Lifelong Anomaly Detection

This talk presents a task-agnostic unsupervised lifelong learning scheme for anomaly detection. The approach builds a long-term memory through hierarchical growth and uses change-point detection to set thresholds autonomously for new concepts and anomaly detection. A new changepoint detection method designed for high-dimensional settings, and for performing identification in addition to detection is introduced. Finally, a version of the system outfitted with memory consolidation, memory summarization, and experience replay is presented. The different versions of our system and its components are tested on cybersecurity, energy, weather prediction, and gravitational wave data as well as on the TCPD Benchmark for change-point detection.

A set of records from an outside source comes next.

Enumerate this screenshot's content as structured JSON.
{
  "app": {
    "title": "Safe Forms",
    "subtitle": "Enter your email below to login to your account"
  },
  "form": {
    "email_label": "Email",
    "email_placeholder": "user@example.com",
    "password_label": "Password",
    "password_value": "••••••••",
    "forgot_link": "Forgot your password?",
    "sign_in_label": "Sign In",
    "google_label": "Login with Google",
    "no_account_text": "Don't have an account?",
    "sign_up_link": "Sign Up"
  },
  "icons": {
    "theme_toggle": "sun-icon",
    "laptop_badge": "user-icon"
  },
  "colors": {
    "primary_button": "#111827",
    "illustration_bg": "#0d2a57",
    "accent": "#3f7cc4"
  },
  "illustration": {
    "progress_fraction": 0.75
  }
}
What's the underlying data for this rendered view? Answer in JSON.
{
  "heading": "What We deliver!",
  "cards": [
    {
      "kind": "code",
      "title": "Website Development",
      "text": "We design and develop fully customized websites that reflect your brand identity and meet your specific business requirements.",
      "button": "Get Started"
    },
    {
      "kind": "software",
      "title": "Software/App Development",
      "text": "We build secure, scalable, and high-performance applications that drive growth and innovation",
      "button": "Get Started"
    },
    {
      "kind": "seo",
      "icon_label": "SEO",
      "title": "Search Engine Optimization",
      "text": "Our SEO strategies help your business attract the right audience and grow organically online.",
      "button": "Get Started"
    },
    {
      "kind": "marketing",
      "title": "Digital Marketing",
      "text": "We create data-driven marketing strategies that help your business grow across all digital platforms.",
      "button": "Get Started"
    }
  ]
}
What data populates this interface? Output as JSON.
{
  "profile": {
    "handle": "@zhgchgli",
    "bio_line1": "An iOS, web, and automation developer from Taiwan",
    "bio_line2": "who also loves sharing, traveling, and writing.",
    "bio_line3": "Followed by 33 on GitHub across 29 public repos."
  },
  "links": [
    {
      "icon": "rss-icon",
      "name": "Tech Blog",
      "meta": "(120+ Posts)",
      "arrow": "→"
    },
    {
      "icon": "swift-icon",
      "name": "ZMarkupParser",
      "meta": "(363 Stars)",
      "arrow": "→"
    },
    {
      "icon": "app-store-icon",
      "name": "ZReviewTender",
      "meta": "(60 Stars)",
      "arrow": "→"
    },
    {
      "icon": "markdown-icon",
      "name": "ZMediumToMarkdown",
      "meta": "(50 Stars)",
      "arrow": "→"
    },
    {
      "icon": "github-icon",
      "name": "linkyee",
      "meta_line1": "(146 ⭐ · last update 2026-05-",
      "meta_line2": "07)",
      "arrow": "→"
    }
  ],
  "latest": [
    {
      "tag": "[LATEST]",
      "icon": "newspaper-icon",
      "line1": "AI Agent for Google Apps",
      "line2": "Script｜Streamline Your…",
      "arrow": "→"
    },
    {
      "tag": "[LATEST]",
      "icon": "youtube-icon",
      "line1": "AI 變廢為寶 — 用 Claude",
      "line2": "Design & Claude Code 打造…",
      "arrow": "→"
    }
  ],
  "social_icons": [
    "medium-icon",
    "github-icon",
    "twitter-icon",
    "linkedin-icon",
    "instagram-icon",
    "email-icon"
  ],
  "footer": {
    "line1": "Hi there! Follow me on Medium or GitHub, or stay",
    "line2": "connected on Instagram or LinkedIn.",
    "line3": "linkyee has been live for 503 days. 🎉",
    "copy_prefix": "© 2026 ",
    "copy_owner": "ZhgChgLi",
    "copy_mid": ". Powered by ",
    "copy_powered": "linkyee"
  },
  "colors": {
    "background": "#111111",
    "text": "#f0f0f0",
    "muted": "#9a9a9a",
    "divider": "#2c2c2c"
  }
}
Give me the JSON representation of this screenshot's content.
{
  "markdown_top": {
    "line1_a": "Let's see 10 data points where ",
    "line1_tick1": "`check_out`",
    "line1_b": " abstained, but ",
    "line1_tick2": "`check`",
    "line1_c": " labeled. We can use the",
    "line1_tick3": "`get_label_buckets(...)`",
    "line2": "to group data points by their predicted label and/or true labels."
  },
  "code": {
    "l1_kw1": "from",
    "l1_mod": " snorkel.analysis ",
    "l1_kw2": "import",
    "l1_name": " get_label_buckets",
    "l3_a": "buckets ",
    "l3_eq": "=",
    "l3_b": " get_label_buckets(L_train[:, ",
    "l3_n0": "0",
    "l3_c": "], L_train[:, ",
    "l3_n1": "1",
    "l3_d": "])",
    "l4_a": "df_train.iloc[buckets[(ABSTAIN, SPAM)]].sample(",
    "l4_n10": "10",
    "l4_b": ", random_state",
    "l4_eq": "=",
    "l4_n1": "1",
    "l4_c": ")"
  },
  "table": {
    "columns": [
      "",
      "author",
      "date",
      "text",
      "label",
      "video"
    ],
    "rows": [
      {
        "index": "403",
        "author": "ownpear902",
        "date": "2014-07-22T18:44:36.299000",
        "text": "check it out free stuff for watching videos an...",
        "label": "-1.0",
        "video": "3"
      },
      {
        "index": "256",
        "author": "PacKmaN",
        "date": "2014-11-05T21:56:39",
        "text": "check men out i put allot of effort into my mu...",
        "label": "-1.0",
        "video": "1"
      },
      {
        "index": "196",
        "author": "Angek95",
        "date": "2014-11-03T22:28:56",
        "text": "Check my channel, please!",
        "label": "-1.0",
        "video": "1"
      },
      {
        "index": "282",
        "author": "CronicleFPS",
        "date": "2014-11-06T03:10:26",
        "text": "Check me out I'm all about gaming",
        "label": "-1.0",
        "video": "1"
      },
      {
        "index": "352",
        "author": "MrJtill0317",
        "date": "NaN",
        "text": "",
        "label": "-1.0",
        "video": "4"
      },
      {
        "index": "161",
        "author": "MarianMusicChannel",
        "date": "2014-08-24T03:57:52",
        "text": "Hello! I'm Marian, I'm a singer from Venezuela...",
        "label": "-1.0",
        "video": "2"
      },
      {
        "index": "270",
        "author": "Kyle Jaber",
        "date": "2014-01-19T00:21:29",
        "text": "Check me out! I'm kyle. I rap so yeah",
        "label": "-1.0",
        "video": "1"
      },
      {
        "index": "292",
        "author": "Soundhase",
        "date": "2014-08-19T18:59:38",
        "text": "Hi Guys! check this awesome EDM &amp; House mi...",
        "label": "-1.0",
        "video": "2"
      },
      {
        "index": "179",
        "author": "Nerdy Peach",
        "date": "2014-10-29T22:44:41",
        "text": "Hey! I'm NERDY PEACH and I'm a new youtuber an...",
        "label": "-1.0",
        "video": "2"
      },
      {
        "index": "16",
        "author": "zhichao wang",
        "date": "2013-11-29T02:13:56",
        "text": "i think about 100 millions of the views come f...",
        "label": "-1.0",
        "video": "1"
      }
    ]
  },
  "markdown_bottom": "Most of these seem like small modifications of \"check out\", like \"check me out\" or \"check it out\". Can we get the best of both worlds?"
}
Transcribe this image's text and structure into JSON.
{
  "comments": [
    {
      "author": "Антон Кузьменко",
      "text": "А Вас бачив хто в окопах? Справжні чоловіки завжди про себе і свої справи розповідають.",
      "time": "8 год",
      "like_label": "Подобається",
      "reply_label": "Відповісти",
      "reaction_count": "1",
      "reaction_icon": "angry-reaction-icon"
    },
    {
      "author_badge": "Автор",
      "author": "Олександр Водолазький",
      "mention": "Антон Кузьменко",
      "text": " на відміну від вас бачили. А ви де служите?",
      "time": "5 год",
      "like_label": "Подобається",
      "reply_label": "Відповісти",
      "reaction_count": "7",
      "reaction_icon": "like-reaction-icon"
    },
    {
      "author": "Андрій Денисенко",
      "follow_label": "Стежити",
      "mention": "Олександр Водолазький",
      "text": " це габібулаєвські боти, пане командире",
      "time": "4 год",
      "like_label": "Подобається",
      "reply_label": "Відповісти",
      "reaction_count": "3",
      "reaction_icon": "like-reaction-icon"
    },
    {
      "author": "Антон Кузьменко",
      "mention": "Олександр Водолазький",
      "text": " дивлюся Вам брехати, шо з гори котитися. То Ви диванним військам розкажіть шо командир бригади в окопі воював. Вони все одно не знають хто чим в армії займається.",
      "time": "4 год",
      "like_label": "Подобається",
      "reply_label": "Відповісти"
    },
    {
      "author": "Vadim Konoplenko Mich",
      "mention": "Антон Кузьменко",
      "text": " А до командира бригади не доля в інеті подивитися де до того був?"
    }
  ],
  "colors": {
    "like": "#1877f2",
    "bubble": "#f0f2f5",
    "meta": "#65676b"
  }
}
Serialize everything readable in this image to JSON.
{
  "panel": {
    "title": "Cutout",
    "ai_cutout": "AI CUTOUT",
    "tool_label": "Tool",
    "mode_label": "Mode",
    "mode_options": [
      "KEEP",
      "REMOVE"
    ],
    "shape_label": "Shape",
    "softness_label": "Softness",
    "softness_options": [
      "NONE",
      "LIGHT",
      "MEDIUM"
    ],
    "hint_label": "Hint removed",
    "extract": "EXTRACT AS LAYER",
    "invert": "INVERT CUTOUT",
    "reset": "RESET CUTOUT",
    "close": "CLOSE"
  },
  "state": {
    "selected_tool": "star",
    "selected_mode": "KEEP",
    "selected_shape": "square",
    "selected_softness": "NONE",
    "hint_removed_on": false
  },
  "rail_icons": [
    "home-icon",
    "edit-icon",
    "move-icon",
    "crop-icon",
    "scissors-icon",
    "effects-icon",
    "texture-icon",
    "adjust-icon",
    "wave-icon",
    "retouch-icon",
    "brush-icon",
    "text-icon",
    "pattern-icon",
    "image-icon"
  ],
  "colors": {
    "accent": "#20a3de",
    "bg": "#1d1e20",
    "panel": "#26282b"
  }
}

Biography: Nathalie Japkowicz is the Chair of the Computer Science Department at American University. She joined the university in August 2016. Prior to that, she directed the Laboratory for Research on Machine Learning applied to Defense and Security at the University of Ottawa in Canada. She is an AI/Machine Learning researcher particularly interested in lifelong machine learning, anomaly detection, and the handling of uncharacteristic data including datasets plagued by class imbalances. She trained over 30 graduate students. Her research has been funded by the DARPA L2M program (US), NSERC (Canada), DRDC (Canada), Health Canada, and various private companies. Her publications include a co-authored book entitled Evaluating Learning Algorithms at Cambridge University Press (2011; newer version under contract), one edited book in the Springer Series on Big Data (2016), and over 100 book chapters, journal articles, and conference or workshop papers. She received five best paper awards, including the prestigious European Conference on Machine Learning 2014 Test of Time award, and was awarded the Canadian Artificial Intelligence Association Distinguished Service Award in 2021.